KB16327 - Domain Name Resolution (DNS) lookup fails for Mac OS X when Network Connect or Pulse Secure Desktop client is used and split tunneling is enabled

This article describes an issue where hostname lookup failure on Mac OS X when split tunneling is enabled for Network Connect or Pulse Secure Desktop client.

When Network Connect or Pulse Secure Desktop client is configured in split tunnel mode, there are two DNS search order options.  These options are found under Users > Resource Policies > Network Connect (Pre 7.2)/ VPN Tunneling (7.2 and above) > Connection Profiles > [Profile_name].

• Search client DNS first, then the device
• ​Search the device's DNS servers first, then client

In Windows Operating Systems, DNS resolution is sent using both the client DNS and PCS DNS servers, but the above setting will determine which DNS server (PCS device or client) is sent first.

This issue occurs due to a limitation in Mac OS X.  Mac OS X does not allow DNS requests to be sent both using client and the PCS DNS servers.

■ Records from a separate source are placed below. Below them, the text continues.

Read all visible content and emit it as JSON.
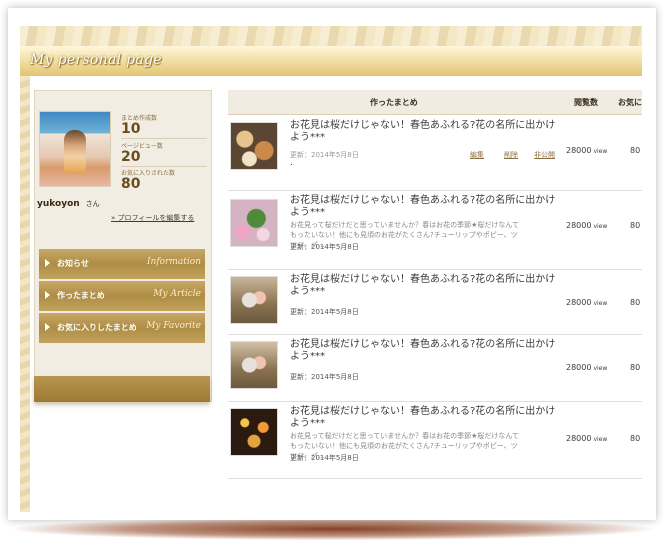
{
  "banner": {
    "title": "My personal page"
  },
  "profile": {
    "stats": [
      {
        "label": "まとめ作成数",
        "value": "10"
      },
      {
        "label": "ページビュー数",
        "value": "20"
      },
      {
        "label": "お気に入りされた数",
        "value": "80"
      }
    ],
    "username": "yukoyon",
    "honorific": "さん",
    "edit_link": "» プロフィールを編集する"
  },
  "nav": [
    {
      "label": "お知らせ",
      "script": "Information"
    },
    {
      "label": "作ったまとめ",
      "script": "My Article"
    },
    {
      "label": "お気に入りしたまとめ",
      "script": "My Favorite"
    }
  ],
  "table": {
    "headers": {
      "title": "作ったまとめ",
      "views": "閲覧数",
      "favorites": "お気に"
    },
    "rows": [
      {
        "title": "お花見は桜だけじゃない！春色あふれる?花の名所に出かけよう***",
        "date": "更新：2014年5月8日",
        "extra": ".",
        "actions": [
          "編集",
          "削除",
          "非公開"
        ],
        "views": "28000",
        "unit": "view",
        "fav": "80",
        "thumb": "food-photo"
      },
      {
        "title": "お花見は桜だけじゃない！春色あふれる?花の名所に出かけよう***",
        "desc": "お花見って桜だけだと思っていませんか？春はお花の季節★桜だけなんてもったいない！他にも見頃のお花がたくさん?チューリップやポピー、ツツジ、パ…",
        "date": "更新：2014年5月8日",
        "views": "28000",
        "unit": "view",
        "fav": "80",
        "thumb": "sweets-photo"
      },
      {
        "title": "お花見は桜だけじゃない！春色あふれる?花の名所に出かけよう***",
        "date": "更新：2014年5月8日",
        "views": "28000",
        "unit": "view",
        "fav": "80",
        "thumb": "couple-photo"
      },
      {
        "title": "お花見は桜だけじゃない！春色あふれる?花の名所に出かけよう***",
        "date": "更新：2014年5月8日",
        "views": "28000",
        "unit": "view",
        "fav": "80",
        "thumb": "couple-photo"
      },
      {
        "title": "お花見は桜だけじゃない！春色あふれる?花の名所に出かけよう***",
        "desc": "お花見って桜だけだと思っていませんか？春はお花の季節★桜だけなんてもったいない！他にも見頃のお花がたくさん?チューリップやポピー、ツツジ、パ…",
        "date": "更新：2014年5月8日",
        "views": "28000",
        "unit": "view",
        "fav": "80",
        "thumb": "night-street-photo"
      }
    ]
  },
  "colors": {
    "accent": "#b39349",
    "banner": "#f0dc9e"
  }
}
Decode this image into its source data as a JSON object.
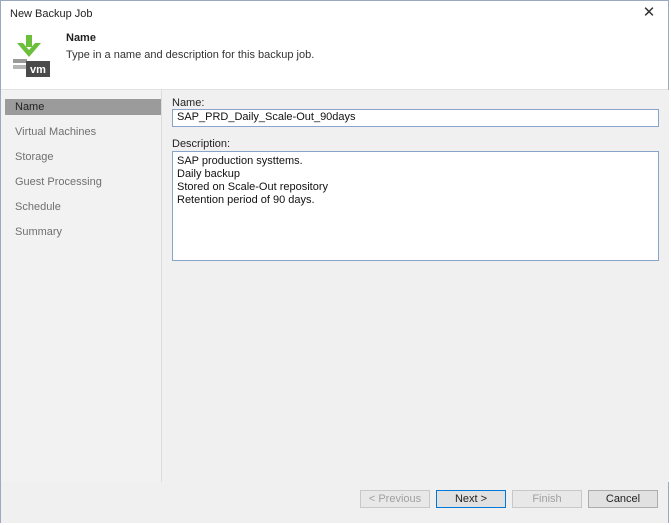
{
  "window": {
    "title": "New Backup Job"
  },
  "header": {
    "title": "Name",
    "subtitle": "Type in a name and description for this backup job.",
    "logo_text": "vm",
    "accent": "#6bbf3a"
  },
  "sidebar": {
    "items": [
      {
        "label": "Name",
        "active": true
      },
      {
        "label": "Virtual Machines",
        "active": false
      },
      {
        "label": "Storage",
        "active": false
      },
      {
        "label": "Guest Processing",
        "active": false
      },
      {
        "label": "Schedule",
        "active": false
      },
      {
        "label": "Summary",
        "active": false
      }
    ]
  },
  "form": {
    "name_label": "Name:",
    "name_value": "SAP_PRD_Daily_Scale-Out_90days",
    "description_label": "Description:",
    "description_lines": [
      "SAP production systtems.",
      "Daily backup",
      "Stored on Scale-Out repository",
      "Retention period of 90 days."
    ]
  },
  "footer": {
    "previous": "< Previous",
    "next": "Next >",
    "finish": "Finish",
    "cancel": "Cancel"
  }
}
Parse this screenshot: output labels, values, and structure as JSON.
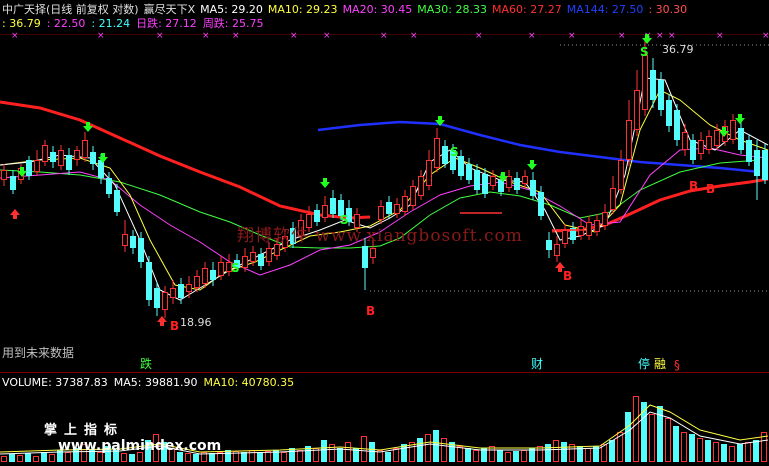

This is a limitation of Mac OS X.

 

Due to the limitation from Apple, Pulse Secure recommends the following options:

1. If search client DNS is configured first, all DNS requests will be sent to the client DNS servers; except for DNS requests made to the domains, which are configured on the PCS device. DNS request for domain names configured on the PCS device requests are sent to the PCS device DNS servers.
2. If search Device DNS is configured first, all DNS requests will be sent to the device DNS servers; except for DNS requests made to the domains specified on the client device (if any).

For example,

If the PCS DNS servers are not able to resolve public domains, the recommendation would be to configure Search client DNS first, then device, then specify the DNS Domains on the PCS DNS servers should resolve on the connection profile. This will ensure that the public domains are resolvable by the client DNS servers and the corporate DNS Domains (which are configured on the PCS device DNS service) can be resolved by the PCS device DNS servers.